Letícia e estudantes como ela motivaram um estudo recente realizado pela Endeavor, uma ONG multinacional de incentivo ao empreendedorismo, e pelo Sebrae. A pesquisa ouviu mais de 2 mil alunos e 680 professores em 70 instituições de ensino. Concluiu que faltam, nas universidades brasileiras, infraestrutura e conteúdo que capacitem jovens dispostos a criar seus próprios negócios. Para chegar à conclusão, as duas instituições elencaram quais seriam as boas práticas de uma “universidade empreendedora”, como disciplinas práticas, contato com ex-alunos que empreenderam e com potenciais investidores. O estudo mostrou que apenas 35% dos estudantes brasileiros se dizem satisfeitos com o que as universidades oferecem. Já entre os professores, 65% consideram a estrutura satisfatória – um descompasso evidente. Como uma das consequências, a universidade não é a referência para esses jovens. Assim como Letícia, 76% dos estudantes que empreendem encontram na família, e não na faculdade, a conversa útil aos negócios. A reclamação geral é que os cursos têm muita teoria e pouca prática. Pior: oferecem muita motivação e pouca orientação concreta, como estudos de casos e informação financeira e jurídica.

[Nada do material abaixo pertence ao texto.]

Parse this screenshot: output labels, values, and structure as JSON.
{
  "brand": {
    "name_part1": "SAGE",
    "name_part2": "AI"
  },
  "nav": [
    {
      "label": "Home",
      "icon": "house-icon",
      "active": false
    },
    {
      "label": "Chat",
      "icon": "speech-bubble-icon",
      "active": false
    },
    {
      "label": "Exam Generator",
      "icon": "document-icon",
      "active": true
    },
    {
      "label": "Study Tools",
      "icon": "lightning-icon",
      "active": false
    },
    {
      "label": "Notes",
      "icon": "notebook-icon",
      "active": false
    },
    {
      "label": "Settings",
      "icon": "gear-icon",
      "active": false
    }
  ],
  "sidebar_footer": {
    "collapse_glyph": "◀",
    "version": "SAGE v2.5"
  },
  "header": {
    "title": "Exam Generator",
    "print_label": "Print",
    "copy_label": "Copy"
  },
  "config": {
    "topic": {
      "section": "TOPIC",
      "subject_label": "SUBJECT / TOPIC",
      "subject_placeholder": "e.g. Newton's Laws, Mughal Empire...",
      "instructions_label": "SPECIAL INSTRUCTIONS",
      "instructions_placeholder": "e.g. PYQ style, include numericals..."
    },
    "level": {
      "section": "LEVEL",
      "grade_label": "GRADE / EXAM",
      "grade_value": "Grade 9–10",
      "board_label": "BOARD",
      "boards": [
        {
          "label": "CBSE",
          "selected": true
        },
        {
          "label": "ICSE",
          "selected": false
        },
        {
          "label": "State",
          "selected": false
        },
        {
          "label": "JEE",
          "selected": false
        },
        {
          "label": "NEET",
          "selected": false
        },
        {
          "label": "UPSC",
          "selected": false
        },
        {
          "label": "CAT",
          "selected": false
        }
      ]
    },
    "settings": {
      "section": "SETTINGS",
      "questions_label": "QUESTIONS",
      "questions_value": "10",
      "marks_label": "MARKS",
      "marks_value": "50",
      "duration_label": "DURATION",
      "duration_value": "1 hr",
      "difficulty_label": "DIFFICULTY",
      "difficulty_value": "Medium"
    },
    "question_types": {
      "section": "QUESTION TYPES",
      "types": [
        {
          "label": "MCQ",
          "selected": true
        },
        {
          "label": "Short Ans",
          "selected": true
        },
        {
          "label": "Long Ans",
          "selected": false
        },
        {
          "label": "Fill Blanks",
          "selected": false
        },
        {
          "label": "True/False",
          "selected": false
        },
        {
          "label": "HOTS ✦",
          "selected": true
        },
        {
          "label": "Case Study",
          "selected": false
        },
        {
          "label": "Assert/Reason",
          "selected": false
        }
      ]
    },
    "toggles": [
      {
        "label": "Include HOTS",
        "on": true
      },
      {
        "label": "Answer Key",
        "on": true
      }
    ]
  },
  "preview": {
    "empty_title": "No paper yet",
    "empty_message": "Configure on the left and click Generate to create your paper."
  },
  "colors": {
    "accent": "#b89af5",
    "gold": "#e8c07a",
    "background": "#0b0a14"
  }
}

A Endeavor defende que a universidade ambicione se tornar o núcleo de um ecossistema salutar de empreendedorismo inovador. Por agregar conhecimento e oferecer tempo e espaço para experiências, a universidade tem vocação para gerar negócios de alto impacto econômico e social, diferentemente daqueles voltados apenas ao autossustento ou sem proposta inovadora. O exemplo usado no estudo é do Instituto de Tecnologia de Massachusetts, o MIT. Em 2014, havia nos Estados Unidos 30 mil empresas ativas fundadas por ex-alunos da universidade, ao longo das últimas décadas. Na época em que o levantamento foi feito, elas empregavam 4,6 milhões de pessoas. Nesse meio-tempo, a universidade também foi responsável por uma produção de ciência básica invejável e formação de profissionais de alta qualificação técnica, que foram ao mercado disputar salários em vez de criar negócios próprios. Desse modo, enfatizar o empreendedorismo não desvirtuou as outras qualidades da universidade. “O ensino está desconectado da realidade, o que dificulta o nascimento de ideias”, diz Juliano Seabra, presidente geral da Endeavor. “Impossível falar de inovação em um sistema que só olha para dentro”, diz.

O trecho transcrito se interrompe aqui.